Building Integration: An Exclusive Security Dealer Roundtable

Susan Brady: There are tiers when it comes to commercial security (from the simplest systems to the mid range level and on to enterprise solutions). Describe the level of technological expertise needed by dealer integrators at each level?

Jim Lowder, MDI Vice President of Engineering and CTO: There are basically four tiers of integration in the industry.
The first is Discreet. This is where everything runs separately: access control, video surveillance, alarm management, etc. Most are direct connect analog systems and do not require any networking or database knowledge by the dealer or the user. Training is required to gain knowledge of each component.

The next level is INTERFACED. An interfaced system requires some technical knowledge as it brings in and communicates with each disparate security product to form a system. An interfaced system is NOT an integrated system. The interfaced system requires some basic knowledge of working with technology connections as well as some programming skills, database skills and video knowledge. The integrator will be working with video and network switchers for simple video on alarm capabilities. Command strings will need to be written and TCP/IP knowledge is required.

The third tier is INTEGRATED. An integrated system is able to bring together multiple discreet systems with bi-directional integration. The integrated system is what is being promoted heavily in the industry today. Although many systems manufacturers have the right idea, most integrated systems today require customization at the field level in order for a new product or sub-system to be integrated. Integrators must be adept at networking and have a working knowledge of programming languages.

These types of integrators are generally known as Security Technologists. This is where the basic locksmith type installer gets separated from the true systems integrators. Here, system installation training on software and hardware is critical to success. True integrated systems communicate via the network and bring in remote locations seamlessly for the ability to command and control. Door hardware must be intelligent enough to operate on its own and make entry and exit decisions if communication to the “head end” is unavailable.

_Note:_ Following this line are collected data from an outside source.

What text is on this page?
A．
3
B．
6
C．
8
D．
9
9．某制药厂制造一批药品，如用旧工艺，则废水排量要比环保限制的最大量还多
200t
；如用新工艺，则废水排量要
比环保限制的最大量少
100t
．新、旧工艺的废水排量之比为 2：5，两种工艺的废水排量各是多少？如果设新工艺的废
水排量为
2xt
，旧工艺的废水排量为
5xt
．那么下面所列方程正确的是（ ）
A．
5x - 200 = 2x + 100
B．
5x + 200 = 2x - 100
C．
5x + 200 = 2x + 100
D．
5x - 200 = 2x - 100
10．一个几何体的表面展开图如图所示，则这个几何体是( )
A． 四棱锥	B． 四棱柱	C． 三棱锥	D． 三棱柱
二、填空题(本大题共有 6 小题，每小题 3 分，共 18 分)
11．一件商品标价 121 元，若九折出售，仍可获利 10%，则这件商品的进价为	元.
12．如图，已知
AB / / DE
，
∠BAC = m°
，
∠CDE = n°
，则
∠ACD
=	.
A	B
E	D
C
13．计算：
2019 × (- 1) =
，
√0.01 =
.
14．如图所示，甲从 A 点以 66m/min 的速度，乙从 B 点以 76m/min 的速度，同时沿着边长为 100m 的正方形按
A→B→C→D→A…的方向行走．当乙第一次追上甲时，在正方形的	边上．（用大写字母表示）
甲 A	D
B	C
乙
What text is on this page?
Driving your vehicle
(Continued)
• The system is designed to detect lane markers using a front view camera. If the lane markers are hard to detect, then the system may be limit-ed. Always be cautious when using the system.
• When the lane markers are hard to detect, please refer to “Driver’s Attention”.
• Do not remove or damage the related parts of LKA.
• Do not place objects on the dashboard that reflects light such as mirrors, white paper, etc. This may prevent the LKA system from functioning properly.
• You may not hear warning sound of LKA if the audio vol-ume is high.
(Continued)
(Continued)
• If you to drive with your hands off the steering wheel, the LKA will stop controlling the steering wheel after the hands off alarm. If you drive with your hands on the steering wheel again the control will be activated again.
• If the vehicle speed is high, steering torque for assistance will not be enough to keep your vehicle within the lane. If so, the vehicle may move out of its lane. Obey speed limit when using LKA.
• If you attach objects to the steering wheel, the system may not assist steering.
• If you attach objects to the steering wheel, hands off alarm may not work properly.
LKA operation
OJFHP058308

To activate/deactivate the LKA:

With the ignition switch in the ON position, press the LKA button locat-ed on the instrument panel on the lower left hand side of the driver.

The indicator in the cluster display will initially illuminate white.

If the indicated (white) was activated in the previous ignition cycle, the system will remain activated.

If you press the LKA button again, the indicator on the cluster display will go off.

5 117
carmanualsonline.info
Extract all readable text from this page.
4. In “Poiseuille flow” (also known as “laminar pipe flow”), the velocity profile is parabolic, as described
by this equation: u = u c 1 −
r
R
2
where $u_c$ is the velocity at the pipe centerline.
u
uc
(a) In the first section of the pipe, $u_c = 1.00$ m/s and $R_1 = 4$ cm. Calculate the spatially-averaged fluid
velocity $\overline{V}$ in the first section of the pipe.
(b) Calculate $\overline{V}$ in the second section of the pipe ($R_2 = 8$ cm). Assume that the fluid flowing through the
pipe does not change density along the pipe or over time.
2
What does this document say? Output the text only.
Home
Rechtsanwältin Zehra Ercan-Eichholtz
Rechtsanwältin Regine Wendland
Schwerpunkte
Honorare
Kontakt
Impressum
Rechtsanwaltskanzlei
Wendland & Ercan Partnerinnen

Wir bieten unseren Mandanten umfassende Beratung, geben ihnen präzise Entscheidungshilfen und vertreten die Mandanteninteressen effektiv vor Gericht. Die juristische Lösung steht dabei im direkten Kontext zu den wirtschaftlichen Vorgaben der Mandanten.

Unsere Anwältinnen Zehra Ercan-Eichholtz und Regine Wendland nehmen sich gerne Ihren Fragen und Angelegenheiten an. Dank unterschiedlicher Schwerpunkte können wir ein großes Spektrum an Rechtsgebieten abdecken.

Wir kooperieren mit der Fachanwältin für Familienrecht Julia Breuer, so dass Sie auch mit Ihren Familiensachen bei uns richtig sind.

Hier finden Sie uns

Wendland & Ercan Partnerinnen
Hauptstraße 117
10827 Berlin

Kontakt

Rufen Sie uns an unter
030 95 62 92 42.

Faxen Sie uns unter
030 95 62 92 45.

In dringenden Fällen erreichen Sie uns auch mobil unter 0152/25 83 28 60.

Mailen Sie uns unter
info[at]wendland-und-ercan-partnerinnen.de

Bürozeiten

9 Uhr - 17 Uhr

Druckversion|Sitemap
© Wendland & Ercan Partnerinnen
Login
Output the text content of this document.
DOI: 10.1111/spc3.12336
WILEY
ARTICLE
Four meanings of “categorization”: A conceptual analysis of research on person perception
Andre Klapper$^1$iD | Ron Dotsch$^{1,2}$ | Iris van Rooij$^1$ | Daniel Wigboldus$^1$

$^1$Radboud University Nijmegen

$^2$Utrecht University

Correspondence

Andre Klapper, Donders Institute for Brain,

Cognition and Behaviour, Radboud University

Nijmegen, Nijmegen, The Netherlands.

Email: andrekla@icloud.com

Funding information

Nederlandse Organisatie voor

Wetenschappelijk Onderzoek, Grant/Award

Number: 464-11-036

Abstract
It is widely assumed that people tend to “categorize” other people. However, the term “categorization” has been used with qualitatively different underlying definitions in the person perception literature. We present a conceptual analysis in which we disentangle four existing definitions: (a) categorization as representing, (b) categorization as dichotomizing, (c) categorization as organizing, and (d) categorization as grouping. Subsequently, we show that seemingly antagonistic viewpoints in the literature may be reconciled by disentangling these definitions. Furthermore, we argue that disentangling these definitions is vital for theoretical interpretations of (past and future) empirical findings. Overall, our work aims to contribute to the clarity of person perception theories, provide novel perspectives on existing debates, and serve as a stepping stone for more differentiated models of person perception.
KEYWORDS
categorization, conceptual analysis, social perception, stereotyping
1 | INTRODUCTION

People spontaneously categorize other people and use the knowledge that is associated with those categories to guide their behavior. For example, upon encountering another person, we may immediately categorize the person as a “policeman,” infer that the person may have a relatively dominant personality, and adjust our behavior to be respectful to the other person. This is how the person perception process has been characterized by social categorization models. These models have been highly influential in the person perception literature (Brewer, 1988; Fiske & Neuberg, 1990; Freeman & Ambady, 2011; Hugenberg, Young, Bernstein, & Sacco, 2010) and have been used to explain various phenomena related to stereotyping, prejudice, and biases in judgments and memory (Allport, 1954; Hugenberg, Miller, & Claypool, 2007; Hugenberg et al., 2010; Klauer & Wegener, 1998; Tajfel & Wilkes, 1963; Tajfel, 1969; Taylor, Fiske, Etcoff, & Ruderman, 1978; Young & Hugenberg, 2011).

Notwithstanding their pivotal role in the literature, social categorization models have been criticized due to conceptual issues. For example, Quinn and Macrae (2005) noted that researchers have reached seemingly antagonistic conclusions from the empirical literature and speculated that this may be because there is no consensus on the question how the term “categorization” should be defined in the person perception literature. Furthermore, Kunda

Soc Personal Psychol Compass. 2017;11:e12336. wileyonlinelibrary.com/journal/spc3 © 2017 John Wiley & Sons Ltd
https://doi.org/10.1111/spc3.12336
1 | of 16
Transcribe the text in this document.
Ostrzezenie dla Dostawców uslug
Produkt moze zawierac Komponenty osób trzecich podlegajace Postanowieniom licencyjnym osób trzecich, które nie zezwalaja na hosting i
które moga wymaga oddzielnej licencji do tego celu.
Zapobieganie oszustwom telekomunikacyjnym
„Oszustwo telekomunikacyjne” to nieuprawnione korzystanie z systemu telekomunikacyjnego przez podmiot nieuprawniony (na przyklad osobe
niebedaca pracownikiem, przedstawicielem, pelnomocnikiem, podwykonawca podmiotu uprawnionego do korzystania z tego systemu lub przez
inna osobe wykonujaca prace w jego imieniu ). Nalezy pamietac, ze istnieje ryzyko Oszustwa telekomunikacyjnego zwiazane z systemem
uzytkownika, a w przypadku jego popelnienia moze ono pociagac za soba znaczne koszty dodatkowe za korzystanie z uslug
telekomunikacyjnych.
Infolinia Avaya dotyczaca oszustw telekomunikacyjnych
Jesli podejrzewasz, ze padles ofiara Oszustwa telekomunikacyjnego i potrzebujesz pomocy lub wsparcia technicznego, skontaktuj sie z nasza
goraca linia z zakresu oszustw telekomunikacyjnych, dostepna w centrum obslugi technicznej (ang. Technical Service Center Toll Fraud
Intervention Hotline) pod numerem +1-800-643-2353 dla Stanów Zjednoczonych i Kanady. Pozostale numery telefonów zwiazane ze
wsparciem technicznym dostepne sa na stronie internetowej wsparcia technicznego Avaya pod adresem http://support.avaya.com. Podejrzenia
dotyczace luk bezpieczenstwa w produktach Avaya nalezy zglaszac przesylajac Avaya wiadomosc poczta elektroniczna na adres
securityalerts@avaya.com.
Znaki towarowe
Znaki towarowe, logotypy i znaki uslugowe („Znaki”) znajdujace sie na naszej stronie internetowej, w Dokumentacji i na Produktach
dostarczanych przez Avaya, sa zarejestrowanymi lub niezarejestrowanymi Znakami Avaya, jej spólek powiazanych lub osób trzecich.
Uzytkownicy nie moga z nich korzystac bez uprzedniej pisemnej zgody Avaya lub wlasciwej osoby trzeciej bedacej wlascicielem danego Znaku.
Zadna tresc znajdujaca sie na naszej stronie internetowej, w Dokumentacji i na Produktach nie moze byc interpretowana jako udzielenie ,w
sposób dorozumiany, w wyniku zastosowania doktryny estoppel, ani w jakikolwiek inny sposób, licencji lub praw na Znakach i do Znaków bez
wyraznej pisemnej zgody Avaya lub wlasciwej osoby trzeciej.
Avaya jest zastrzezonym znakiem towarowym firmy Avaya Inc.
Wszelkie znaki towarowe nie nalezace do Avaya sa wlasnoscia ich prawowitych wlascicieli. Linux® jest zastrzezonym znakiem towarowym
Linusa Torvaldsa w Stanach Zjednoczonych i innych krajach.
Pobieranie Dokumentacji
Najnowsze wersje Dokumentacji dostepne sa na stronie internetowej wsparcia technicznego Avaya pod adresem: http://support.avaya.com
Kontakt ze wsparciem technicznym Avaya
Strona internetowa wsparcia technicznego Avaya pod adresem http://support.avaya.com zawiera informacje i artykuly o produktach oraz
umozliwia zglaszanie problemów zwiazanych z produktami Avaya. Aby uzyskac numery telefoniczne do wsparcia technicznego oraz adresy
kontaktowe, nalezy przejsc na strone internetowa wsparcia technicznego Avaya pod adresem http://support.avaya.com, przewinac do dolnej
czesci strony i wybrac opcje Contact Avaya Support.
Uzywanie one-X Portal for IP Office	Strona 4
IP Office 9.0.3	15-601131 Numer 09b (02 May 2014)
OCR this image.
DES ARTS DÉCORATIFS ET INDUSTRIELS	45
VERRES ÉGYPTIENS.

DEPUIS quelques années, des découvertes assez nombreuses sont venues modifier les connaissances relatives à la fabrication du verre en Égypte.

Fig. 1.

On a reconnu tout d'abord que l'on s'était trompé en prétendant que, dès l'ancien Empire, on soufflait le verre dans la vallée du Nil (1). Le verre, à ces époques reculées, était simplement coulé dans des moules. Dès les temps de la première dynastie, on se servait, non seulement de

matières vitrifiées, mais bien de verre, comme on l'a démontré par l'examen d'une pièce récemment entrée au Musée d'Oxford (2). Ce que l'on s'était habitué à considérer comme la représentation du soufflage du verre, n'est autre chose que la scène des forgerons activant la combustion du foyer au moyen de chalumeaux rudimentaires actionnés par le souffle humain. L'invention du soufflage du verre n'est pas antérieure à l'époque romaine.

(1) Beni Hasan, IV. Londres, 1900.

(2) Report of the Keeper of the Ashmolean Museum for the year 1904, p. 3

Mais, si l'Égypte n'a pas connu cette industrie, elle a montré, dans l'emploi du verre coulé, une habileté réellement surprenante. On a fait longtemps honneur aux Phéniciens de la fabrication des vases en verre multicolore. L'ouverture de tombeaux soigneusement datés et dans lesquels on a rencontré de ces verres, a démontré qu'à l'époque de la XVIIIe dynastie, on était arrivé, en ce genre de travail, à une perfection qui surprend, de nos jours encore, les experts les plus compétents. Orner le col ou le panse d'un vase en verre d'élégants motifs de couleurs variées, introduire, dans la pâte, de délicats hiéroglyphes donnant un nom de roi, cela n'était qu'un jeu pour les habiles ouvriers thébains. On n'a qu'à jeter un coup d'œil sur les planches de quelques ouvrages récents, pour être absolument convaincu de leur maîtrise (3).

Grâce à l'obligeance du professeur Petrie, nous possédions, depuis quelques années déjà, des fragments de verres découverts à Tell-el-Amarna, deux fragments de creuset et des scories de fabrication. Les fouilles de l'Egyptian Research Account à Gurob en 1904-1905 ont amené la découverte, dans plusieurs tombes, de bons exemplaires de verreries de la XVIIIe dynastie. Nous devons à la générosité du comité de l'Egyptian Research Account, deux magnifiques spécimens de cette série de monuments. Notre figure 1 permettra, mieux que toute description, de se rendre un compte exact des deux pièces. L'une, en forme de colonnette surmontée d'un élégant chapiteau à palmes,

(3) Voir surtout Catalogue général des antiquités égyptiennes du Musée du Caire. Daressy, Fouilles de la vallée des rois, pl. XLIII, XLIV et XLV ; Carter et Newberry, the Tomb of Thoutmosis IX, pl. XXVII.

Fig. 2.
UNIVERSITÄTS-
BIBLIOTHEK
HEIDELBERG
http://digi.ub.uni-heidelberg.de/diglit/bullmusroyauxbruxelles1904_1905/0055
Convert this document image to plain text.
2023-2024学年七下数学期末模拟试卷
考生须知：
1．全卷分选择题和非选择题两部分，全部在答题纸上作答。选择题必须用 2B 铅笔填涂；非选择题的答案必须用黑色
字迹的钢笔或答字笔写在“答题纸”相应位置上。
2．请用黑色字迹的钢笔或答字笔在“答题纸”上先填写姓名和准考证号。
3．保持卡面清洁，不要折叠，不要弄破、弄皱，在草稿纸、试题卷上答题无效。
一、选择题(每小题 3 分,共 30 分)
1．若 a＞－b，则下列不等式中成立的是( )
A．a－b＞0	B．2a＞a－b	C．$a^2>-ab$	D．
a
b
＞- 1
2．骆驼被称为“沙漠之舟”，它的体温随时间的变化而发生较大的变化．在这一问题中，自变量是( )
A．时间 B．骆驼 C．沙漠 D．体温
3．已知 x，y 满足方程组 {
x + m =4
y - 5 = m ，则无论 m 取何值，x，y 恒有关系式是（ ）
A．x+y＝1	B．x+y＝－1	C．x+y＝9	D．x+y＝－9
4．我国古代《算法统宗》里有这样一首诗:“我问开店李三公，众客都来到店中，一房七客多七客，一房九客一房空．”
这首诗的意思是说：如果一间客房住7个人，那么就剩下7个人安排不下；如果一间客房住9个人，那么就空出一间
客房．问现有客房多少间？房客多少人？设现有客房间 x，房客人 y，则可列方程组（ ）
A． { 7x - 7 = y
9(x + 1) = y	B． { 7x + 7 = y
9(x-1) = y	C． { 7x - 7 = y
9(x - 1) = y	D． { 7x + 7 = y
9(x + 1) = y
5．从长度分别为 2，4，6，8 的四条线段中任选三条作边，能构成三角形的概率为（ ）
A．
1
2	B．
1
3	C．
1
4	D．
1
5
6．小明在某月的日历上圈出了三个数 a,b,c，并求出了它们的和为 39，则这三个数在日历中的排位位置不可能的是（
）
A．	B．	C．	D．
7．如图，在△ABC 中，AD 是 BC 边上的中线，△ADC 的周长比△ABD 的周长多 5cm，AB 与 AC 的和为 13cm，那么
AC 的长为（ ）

Although technical knowledge is key to proper integration, a true integrated system makes it easier for the integrator to add products and sub-systems. The key to seamless integration in a system in this tier is the two manufacturers working together. There are elements on each system that represent each other.

The top tier is UNIFIED. In a unified environment, there is one interface for the user to learn. The level of knowledge needed by the integrator, although still high, is minimized due to the fact that everything that is presented to the unified system is learned by the platform and will never need to be re-coded again to work. Once it is in the platform, it is intelligent enough to auto-recognize the product and bring it in as part of the ecosystem. The system does the work for you. The unified system at that point becomes adaptive.

The integrator now works in a plug and play environment as the data is uni-directional. The entire platform is open architecture and integration becomes data driven. The data is the key factor. An example would be a unified system which brings in a video surveillance piece. If a camera is changed on that video system, the integrator will need to change it within the video system, then again within the integrated platform. With a unified system, the camera is changed and recognized throughout the system and platform, and it is business as usual.

Brady: Are government standards having an effect on the level of security required by commercial clients? If so, what markets will be the most logical to pursue?

Michael Garcia, MDI VP & Chief Marketing Officer: Dealer integrators should consider the vertical markets in which there are deadlines to meet, mandated by the federal government. These markets include:

Banking and Financial – The GLBA act is putting pressure on banks and financial institutions. Depositor data must be protected. Convergence is inevitable. Video and access are a big part of keeping compliant with GLBA.
Healthcare – The most regulated market to date. HIPAA is the act that has changed the way hospitals protect patient data. Anyone associated with them needs to be compliant. Hospitals have to exhibit best practices and due diligence across the entire operation. Knowledge of OSHA is also essential.

Sarbanes Oxley (SOX) – Public corporations must comply. A GAP analysis usually dictates what needs to be done. These GAPs usually include security under section 404. Security is a key component of SOX compliance.
Others include: California SB 1386, FISMA, ISO 17799, Basel Accords (international banking), Canadian Privacy (PIPEDA), Patriot Act, and SEC regulations.

Advice to integrators is to choose a regulated industry, become an expert in it and understand how the service you offer will assist these industries in becoming compliant. This requires understanding the security requirements within each mandate. When government standards become best practice, security is always at the forefront. Follow Information Security & Privacy Standards, regulations, legislation and pertinent legal cases to stay abreast of happenings within the industry.